News In Brief

President Clinton was to fly to Geneva on the first leg of a week-long series of meetings and summits in Europe. Today in Geneva, the president is to address the International Labor Organization (ILO) in support of a convention to eradicate abusive child labor. Before attending two summit conferences in Germany, the president was to meet with French leaders in Paris. High on the agenda at most of the week's meetings: the costly rebuilding of Kosovo and neighboring countries.

A dramatic overhaul of the nation's nuclear laboratories was called for by the Foreign Intelligence Advisory Board in a report that slammed the Energy Department. It said efforts to tighten security are being resisted by mid-level bureaucrats and by a "culture of arrogance" that has made US atomic secrets vulnerable to theft for decades. The panel, headed by former Sen. Warren Rudman (R) of New Hampshire, was responding to a request from Clinton for a 90-day review of nuclear security.

A team of US experts flew to Beijing to help repair damaged relations with the Chinese and explain how a mistake in targeting led NATO to bomb their embassy in Yugoslavia. The group - including Undersecretary of State Thomas Pickering and specialists from the Pentagon, CIA, and other security and espionage agencies - was to meet with Foreign Minister Tang Jia-xuan today.

The Senate won't contest a decision to extend normal trade status to China, its majority leader said. Sen. Trent Lott (R) of Mississippi said the Senate is unlikely to take up the issue, even if the House votes against an extension. Clinton has informed Congress he's extending normal trade status - formerly called most-favored-nation status - to China for another year. That stands unless both houses pass motions of disapproval within 60 days after the current status was to expire, July 3.

As the House prepared to debate gun control, Congress was urged to raise the legal age for handgun possession from 18 to 21. Addressing a US Conference of Mayors gathering in New Orleans, Vice President Al Gore released a report by the Justice and Treasury departments showing that people 18 to 20 years old - 4 percent of the population - commit 24 percent of the murders involving guns. The study says 18-year-olds commit 35 percent more of these murders than 21-year-olds.

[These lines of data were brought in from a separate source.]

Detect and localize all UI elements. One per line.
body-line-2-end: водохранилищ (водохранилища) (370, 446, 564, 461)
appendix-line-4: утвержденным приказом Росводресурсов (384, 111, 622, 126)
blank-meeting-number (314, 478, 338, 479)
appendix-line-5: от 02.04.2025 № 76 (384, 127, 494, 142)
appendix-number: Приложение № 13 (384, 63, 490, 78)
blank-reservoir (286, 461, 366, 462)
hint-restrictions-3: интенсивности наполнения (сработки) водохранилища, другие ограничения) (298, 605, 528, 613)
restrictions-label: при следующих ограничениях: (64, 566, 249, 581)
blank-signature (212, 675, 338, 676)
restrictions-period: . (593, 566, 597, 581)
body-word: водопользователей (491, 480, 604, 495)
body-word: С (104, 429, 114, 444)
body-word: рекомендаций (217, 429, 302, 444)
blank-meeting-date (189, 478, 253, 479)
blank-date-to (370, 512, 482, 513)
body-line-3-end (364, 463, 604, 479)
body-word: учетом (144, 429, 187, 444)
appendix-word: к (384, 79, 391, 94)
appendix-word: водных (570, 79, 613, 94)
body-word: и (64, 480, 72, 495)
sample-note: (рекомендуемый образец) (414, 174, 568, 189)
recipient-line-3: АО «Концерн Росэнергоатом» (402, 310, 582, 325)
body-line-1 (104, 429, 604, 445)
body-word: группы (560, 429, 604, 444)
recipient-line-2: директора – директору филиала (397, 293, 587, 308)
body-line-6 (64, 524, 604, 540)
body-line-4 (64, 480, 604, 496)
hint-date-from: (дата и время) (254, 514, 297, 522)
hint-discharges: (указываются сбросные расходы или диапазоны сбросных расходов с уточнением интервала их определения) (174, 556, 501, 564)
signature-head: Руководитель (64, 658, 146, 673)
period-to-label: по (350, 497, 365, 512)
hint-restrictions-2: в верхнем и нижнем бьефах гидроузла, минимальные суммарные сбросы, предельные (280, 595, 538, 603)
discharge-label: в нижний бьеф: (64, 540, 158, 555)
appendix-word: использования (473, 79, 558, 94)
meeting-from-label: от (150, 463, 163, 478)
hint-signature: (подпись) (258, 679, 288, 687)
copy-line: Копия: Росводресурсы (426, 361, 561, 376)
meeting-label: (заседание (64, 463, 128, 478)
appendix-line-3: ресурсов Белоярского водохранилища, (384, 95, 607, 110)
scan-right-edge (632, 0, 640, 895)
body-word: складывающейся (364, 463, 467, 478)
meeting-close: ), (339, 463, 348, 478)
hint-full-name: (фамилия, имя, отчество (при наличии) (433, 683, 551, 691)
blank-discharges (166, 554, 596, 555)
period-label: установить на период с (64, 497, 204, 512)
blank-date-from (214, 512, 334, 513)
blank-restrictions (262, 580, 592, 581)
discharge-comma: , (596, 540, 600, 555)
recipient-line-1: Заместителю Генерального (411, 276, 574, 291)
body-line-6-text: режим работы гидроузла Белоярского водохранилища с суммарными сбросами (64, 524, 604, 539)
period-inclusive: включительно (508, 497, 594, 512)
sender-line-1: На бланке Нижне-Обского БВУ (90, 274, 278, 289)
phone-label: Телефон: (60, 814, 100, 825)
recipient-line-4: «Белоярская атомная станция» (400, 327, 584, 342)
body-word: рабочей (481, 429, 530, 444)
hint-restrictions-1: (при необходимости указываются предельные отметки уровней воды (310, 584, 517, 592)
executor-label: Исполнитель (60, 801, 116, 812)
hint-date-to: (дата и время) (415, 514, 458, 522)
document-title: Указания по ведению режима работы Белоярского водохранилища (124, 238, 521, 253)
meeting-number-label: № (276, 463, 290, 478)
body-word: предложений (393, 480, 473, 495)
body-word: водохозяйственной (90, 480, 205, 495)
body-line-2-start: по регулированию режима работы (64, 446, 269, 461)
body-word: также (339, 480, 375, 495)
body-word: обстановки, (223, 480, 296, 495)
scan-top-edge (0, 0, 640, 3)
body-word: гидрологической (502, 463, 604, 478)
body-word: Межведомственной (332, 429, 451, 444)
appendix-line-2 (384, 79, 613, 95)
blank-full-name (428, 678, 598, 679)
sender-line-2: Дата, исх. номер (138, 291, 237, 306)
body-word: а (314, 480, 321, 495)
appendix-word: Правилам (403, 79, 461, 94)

The near-extinct American crocodile may be rebounding, a University of Florida study said. The report cites recent crocodile sightings in Biscayne Bay in Miami and near the Florida Keys. When declared endangered in 1975, the species was primarily in Everglades National Park and north Key Largo.

The Seattle Art Museum has agreed to return a Matisse oil painting to heirs of a French art dealer whose collection disappeared into Nazi vaults during World War II, museum officials said. Paul Rosenberg was forced to leave paintings behind when he fled from Paris to New York during the war. After learning it was in the Seattle collection, his heirs filed a lawsuit last year, seeking the return of "Odalisque". Museum officials said an inquiry confirmed their claim. The painting came to the museum in a bequest in 1991.